Tue, 2010-06-15 20:15 — Jacob Mentzel
“[Sin] is a cloud, a thick cloud, that spreads itself over the face of the soul, and intercepts all the beams of God’s love and favor.” – John Owen
If you’re a Christian, the thing that you want most in this life is strength and comfort, power and peace in walking with God. If anything troubles you in this life, you should be able to trace it back to those desires. By comparison, no other issue is worth mentioning. Here’s my contention: peace, comfort, power, strength—in short, spiritual life—depend on whether or not we’re putting our sin to death.

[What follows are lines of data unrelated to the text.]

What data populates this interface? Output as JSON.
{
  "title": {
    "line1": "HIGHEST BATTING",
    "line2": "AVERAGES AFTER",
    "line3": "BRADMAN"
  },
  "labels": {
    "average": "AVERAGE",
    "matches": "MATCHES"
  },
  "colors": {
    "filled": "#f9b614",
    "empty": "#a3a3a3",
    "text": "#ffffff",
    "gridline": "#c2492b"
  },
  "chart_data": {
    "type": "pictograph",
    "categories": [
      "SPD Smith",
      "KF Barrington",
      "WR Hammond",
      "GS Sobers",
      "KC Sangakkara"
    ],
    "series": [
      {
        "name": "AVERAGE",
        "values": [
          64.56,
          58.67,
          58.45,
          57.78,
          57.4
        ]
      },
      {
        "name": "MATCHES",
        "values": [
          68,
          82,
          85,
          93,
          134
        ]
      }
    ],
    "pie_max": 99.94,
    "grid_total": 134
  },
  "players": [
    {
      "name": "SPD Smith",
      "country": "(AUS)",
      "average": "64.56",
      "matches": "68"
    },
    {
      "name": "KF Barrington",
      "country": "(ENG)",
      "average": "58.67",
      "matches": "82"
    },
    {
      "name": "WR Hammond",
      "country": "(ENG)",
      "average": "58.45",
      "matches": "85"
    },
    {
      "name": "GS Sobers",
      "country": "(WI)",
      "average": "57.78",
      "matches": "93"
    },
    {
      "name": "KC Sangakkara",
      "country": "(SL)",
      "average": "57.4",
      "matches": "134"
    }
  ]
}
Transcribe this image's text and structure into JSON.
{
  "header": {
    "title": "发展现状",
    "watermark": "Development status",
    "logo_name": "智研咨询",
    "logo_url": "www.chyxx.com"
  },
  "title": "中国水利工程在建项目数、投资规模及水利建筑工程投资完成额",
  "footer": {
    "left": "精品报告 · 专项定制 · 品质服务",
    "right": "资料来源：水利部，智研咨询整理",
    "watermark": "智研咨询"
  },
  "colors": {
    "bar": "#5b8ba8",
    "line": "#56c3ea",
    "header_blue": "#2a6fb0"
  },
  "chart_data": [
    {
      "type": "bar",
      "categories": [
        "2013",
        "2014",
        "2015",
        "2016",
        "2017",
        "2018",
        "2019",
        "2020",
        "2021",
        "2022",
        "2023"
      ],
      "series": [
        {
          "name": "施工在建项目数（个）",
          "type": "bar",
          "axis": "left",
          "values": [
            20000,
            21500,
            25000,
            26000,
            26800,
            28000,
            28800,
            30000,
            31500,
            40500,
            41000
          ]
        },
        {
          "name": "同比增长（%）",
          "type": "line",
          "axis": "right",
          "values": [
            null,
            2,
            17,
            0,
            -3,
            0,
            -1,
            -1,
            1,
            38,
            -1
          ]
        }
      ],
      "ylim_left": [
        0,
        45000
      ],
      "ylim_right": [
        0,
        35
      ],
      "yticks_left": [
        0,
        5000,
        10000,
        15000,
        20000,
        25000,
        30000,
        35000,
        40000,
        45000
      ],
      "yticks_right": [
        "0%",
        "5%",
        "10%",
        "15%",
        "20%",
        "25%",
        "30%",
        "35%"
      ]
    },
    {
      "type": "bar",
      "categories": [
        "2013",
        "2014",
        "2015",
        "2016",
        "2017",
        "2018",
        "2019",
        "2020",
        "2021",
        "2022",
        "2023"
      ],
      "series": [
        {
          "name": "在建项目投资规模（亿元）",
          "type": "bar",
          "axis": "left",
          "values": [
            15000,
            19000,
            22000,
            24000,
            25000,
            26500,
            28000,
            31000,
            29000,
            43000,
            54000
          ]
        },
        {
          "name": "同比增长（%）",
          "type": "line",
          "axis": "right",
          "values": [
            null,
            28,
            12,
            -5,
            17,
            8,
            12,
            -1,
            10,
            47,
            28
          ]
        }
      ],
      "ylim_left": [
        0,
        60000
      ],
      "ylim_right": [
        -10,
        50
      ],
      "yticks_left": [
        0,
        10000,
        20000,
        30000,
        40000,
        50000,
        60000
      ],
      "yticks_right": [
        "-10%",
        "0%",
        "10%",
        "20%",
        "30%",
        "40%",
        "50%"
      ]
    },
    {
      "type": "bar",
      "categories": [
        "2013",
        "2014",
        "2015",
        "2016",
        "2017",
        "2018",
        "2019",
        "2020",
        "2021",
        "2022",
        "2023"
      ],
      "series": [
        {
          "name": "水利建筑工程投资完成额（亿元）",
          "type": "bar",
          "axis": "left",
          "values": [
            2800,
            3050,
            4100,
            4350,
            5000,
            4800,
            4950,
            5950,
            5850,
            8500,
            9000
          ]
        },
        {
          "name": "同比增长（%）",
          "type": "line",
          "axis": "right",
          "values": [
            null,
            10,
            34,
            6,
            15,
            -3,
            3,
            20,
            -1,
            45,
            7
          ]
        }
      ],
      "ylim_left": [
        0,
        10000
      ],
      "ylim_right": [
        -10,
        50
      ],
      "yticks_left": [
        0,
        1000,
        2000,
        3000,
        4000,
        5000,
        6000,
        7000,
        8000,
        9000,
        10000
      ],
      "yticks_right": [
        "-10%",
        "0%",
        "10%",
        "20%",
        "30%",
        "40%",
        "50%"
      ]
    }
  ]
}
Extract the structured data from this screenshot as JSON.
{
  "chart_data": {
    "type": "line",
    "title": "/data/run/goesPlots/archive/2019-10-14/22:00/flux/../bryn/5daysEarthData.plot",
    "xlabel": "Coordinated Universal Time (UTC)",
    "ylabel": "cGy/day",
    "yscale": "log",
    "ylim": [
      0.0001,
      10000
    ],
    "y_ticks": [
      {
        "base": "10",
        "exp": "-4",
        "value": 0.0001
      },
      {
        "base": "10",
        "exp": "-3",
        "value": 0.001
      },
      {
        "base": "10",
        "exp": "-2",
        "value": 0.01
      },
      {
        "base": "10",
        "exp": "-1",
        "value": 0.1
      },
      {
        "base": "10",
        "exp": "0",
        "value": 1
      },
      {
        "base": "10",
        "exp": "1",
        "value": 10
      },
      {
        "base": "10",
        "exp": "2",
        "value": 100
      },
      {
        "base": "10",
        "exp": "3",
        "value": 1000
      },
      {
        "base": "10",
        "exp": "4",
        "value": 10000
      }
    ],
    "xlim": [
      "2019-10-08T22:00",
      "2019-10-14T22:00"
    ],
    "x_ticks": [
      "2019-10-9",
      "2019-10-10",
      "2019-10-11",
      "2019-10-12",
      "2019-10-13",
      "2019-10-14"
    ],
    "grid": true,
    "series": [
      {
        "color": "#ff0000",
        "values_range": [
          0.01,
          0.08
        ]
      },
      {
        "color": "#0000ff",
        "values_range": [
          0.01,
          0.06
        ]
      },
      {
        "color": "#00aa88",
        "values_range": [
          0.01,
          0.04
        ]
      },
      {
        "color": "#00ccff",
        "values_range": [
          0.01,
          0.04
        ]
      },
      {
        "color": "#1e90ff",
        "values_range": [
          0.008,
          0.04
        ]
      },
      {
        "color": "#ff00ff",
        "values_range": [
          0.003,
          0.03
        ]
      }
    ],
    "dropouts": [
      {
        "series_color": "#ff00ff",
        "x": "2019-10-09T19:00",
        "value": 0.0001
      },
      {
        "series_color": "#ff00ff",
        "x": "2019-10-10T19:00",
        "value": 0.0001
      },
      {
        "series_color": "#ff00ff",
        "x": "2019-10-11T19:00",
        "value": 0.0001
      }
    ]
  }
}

Now, I do want to make a distinction: it is possible to give yourself to killing your sin, to walk with God all your days, and to still live a life of distress and anguish. Giving peace to our souls is God’s prerogative. Just read Psalm 88. So it’s not as though killing your sin produces peace. In fact, our true source of peace and comfort lies in the fact that we are God’s adopted sons, that we have been justified and saved from the consequences of our sins. But if we do not seek to destroy the power of sin in our hearts, we can’t hope that God will bless us with any kind of peace or comfort in this life. Let me explain:
First, indwelling sin—especially those sins that we cherish and refuse to put to death—constantly weakens our souls. They actually shrink and shrivel our capacity to grasp spiritual things. Sin saps our spiritual strength. That’s why David says that his sins crush his bones. The more we cherish sin, the harder it is to cherish God’s grace.
More than that, sin grabs hold of our affections. It lays claim to our hearts. It keeps us from communion with God, from seeking God as our great treasure, because our hearts are busy treasuring the objects of our lusts. And once a sin has a foothold in our hearts, it is constantly seeking to find opportunities to bring its desires to fruition. In other words, it steals our minds away, too. Instead of setting our minds on things above, we find ourselves constantly contriving ways to gratify the lusts that we hold dear. And in this way, indwelling sin, by constantly setting our hearts on the desires of the flesh, robs us of our sense of our adoption as sons. Which robs us of our one source of peace and consolation in this life.
So, if sin steals our hearts from God and in doing so steals our peace and strength from us, what’s the remedy? Do we sit and wallow as though God had forsaken us? No, among other things, we see to it that we kill the sin in our hearts. Our sins infest our hearts like weeds, choking the graces of God’s Spirit. So if we want God’s grace to abound in our hearts in the fruit of peace and life, we have to attack the weeds of indwelling sin as much as we need to cultivate the graces. Our lives depend on it.